China is another important player in Central Asia. In Central Asia, Beijing is interested in finding external markets for its companies especially involved in construction and infrastructure development, as part of its “Go Out” policy encouraging external investment. China’s emerging Belt and Road Initiative (BRI) aims at improving trade connectivity between growing industrial production in China and European markets through Central Asia. In this context, Uzbekistan is rather an advantageous partner with its great potential for industrial and technological development as well as young labor force.

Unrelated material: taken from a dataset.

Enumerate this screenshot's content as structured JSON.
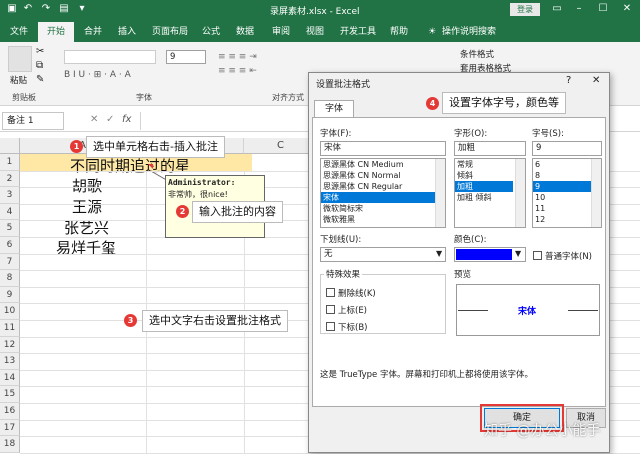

Uzbekistan enjoys centuries-old relations with China dating back to the history of the famous Silk Road. Present-day Uzbekistan needs more large-scale high-tech Chinese investment projects in industry, energy, transport, telecommunications, and agriculture. Mirziyoyev’s visit to China in May 2017 resulted in about 100 agreements worth $20 billion.

Tashkent views China’s BRI as win-win cooperation rather than a platform that can gradually aggravate competition with other major powers. Most of the tools used by Beijing — high-level engagements, public diplomacy, and economic inducements — are supported by Tashkent today. Expressing his confidence for the BRI, Mirziyoyev focused on its potential to help create a “belt of peace and well-being, prosperity and progress” on the whole Eurasian continent.

In short, Tashkent needs both Russia and China.

At the same time Tashkent thinks big and is interested in having Central Asia as a multipolar region with more than one player. It should not be seen as if Uzbekistan is facing the false geopolitical choice to make between Russia, China and the West. Its focus on multivectoral policies do not mean playing one superpower against another, but that every power has its own niche to fill.

The list of Uzbekistan’s partners has been rejuvenated, with many playing increasingly active roles in the decision-making processes in Tashkent. This list is being expanded with, for example, Turkey intensifying economic and cultural relations with Uzbekistan.

An independent but pragmatic foreign policy will enhance Uzbekistan’s potential in consolidating the efforts of Central Asian nations in jointly address the region’s problems and challenges. For this reason, Tashkent strives to build constructive relations with all powers, be it the United States, Russia, or China.

The visit of the Uzbek president to Washington should be understood in light of the Uzbek government’s conscious choice to pursue a multivectoral foreign policy. The hallmarks of this pragmatic multidirectional foreign policy are openness, mutual economic development, and cultural diversity.

Concerns expressed by some that Uzbekistan merely drifts among great powers have no justification.

Sherzodkhon Kudrathodjaev is chairman of the International Press Club of Uzbekistan.